Hofbraeu Berlin, a famous Berlin restaurant take in up to 150 homeless people in two shifts every day until the end of the winter, and started serving meals on Tuesday.

The coronavirus pandemic hasn't made life on the streets of Berlin any easier for Kaspars Breidaks.

For three months, the 43-year-old Latvian has faced homeless shelters operating at reduced capacity so that people can be kept at a safe distance from one another. And with fewer Berliners going outdoors, it's much harder to raise money by panhandling or collecting bottles to sell for recycling.
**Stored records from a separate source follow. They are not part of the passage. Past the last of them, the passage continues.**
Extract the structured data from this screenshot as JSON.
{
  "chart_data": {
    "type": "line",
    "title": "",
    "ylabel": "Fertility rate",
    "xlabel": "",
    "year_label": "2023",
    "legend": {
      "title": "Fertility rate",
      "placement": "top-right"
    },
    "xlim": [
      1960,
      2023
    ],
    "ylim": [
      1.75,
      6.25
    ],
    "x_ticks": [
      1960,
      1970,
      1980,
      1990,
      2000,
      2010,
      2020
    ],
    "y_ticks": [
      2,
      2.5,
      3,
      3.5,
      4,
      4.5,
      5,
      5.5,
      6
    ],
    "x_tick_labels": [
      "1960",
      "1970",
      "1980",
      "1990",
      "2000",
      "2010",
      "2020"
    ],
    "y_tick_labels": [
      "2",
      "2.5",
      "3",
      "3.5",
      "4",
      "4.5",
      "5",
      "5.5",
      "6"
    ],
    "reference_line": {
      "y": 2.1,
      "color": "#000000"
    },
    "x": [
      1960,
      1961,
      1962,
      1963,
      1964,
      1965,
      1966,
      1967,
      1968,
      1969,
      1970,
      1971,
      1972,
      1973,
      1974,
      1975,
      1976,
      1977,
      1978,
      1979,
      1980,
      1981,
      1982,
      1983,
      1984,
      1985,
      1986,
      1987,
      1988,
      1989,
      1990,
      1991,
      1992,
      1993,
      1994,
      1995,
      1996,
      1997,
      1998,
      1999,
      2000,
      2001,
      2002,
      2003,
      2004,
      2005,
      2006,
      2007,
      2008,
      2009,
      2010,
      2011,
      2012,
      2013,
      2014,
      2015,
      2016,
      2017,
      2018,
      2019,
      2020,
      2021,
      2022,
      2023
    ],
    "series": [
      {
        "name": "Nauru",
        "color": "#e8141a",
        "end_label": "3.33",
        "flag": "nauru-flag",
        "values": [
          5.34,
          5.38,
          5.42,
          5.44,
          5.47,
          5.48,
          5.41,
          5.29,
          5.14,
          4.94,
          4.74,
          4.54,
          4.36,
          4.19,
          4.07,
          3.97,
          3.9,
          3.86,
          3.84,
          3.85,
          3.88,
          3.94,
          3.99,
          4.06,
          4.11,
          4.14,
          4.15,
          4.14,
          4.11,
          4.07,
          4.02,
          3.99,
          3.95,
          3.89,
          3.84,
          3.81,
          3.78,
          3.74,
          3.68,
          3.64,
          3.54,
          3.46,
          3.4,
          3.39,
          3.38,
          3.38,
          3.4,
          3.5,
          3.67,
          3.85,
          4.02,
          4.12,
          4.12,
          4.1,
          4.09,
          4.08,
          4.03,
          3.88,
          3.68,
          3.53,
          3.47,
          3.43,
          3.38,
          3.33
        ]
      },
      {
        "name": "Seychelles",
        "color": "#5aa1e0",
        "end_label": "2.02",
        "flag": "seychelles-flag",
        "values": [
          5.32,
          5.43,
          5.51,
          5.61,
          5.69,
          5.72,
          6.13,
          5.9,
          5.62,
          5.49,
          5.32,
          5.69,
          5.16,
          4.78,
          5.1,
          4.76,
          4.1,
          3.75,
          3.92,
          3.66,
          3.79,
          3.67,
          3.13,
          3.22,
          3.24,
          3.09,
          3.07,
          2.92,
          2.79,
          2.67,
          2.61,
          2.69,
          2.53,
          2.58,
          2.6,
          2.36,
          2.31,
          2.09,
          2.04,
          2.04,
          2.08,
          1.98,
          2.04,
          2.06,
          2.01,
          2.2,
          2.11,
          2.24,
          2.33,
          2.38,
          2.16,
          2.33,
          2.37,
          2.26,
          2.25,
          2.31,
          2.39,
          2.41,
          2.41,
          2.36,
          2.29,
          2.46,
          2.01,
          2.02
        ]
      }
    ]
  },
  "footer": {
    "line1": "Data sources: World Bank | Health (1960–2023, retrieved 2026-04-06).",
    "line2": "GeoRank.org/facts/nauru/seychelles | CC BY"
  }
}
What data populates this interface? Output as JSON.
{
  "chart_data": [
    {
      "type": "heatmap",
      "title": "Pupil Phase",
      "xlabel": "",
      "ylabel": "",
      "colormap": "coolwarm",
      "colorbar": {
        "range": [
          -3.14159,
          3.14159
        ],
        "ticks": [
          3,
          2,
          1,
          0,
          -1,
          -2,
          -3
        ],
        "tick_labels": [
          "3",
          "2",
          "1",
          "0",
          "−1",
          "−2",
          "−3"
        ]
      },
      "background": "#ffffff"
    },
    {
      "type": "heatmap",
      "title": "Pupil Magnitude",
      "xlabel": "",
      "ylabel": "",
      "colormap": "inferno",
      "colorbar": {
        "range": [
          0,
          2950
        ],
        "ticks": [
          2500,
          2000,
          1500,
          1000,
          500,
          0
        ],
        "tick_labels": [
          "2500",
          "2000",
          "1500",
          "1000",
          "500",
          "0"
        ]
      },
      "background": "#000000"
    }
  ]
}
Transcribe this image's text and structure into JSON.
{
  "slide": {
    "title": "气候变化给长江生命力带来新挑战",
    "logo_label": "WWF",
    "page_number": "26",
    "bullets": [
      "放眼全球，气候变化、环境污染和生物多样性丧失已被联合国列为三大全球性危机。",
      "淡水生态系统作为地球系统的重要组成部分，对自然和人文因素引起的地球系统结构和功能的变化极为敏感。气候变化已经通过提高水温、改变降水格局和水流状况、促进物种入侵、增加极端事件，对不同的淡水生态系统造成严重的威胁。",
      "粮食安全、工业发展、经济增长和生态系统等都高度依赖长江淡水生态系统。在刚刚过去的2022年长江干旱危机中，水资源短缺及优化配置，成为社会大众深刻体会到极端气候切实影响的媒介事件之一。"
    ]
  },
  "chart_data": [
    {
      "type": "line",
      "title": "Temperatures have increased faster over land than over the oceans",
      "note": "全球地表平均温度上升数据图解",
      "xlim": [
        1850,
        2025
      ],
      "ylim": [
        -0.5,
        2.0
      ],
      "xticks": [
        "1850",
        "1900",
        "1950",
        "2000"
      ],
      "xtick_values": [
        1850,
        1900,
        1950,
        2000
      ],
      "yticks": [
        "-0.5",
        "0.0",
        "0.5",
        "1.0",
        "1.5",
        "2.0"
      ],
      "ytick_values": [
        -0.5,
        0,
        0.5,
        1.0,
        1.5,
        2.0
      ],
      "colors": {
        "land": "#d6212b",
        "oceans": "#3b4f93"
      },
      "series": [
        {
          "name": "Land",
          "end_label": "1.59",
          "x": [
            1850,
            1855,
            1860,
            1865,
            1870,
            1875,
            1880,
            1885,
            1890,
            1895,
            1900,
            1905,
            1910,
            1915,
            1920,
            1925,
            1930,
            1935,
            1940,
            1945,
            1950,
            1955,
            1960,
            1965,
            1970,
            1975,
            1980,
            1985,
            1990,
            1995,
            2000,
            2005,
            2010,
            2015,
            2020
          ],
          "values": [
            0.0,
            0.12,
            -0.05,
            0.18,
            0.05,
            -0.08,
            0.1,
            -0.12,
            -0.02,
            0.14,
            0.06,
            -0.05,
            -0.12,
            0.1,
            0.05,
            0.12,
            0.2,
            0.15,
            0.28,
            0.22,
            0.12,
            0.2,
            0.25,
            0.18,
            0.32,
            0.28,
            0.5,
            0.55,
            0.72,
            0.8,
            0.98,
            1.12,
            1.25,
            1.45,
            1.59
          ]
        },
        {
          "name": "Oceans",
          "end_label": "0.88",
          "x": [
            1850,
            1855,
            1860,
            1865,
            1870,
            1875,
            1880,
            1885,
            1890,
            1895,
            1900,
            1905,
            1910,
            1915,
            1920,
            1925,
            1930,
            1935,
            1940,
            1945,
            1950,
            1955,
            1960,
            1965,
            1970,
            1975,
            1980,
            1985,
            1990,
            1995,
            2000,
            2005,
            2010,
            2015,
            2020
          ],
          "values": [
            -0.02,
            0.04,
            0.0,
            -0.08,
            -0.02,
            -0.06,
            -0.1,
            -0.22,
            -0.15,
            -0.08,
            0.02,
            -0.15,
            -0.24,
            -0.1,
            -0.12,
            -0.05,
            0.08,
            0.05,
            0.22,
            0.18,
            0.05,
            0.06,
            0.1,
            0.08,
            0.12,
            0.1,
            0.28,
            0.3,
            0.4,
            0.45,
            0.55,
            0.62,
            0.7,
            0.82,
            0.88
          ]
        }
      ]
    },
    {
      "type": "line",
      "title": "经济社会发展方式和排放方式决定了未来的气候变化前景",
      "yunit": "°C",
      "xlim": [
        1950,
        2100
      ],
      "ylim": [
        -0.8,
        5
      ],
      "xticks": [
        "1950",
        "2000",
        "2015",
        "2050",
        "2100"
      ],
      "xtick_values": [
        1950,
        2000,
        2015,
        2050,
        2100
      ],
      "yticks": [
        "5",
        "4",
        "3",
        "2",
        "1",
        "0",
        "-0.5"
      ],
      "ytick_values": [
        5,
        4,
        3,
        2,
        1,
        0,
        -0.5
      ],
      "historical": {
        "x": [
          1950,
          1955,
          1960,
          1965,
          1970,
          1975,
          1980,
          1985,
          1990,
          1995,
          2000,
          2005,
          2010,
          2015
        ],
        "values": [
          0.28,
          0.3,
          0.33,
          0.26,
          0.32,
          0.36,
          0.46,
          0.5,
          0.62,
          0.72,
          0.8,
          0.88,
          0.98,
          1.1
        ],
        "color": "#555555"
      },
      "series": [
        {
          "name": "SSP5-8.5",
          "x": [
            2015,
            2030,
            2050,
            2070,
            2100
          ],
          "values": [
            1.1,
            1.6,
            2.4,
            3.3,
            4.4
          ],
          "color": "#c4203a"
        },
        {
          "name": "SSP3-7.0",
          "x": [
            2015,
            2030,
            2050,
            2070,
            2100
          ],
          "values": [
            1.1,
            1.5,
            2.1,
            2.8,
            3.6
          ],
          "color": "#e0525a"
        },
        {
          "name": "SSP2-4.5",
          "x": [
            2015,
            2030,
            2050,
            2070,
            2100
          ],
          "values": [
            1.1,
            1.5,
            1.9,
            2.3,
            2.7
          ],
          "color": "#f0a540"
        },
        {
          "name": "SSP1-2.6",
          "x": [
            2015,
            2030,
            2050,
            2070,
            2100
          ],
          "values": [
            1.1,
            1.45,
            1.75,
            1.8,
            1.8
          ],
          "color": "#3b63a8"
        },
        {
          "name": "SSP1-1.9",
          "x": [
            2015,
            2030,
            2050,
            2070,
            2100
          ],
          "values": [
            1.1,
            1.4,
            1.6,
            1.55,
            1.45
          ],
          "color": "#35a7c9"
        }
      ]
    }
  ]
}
But on a chilly winter morning this week Breidaks found himself with a free hot meal and a place to warm up, after the German capital's biggest restaurant, the Hofbraeu Berlin — itself closed down due to coronavirus lockdown restrictions — shifted gears to help the homeless.

“Other homeless people at the train station told me about this place,” Breidaks said, removing a furry black hat with long ear flaps as he sat on a bench in the warm, spacious beer hall near Berlin's landmark Alexanderplatz square.

“I came here for hot soup.” It was a restaurant employee who volunteers at a shelter who proposed opening up the shuttered Bavarian-style beer hall — patterned after the famous Munich establishment of the same name — to the homeless.

It was a clear win-win proposition, said Hofbraeu manager Bjoern Schwarz. As well as helping out the homeless during tough times the city-funded project also gives needed work to employees — and provides the restaurant with welcome income.

In cooperation with the city and two welfare organizations, the restaurant quickly developed a concept to take in up to 150 homeless people in two shifts every day until the end of the winter, and started serving meals on Tuesday.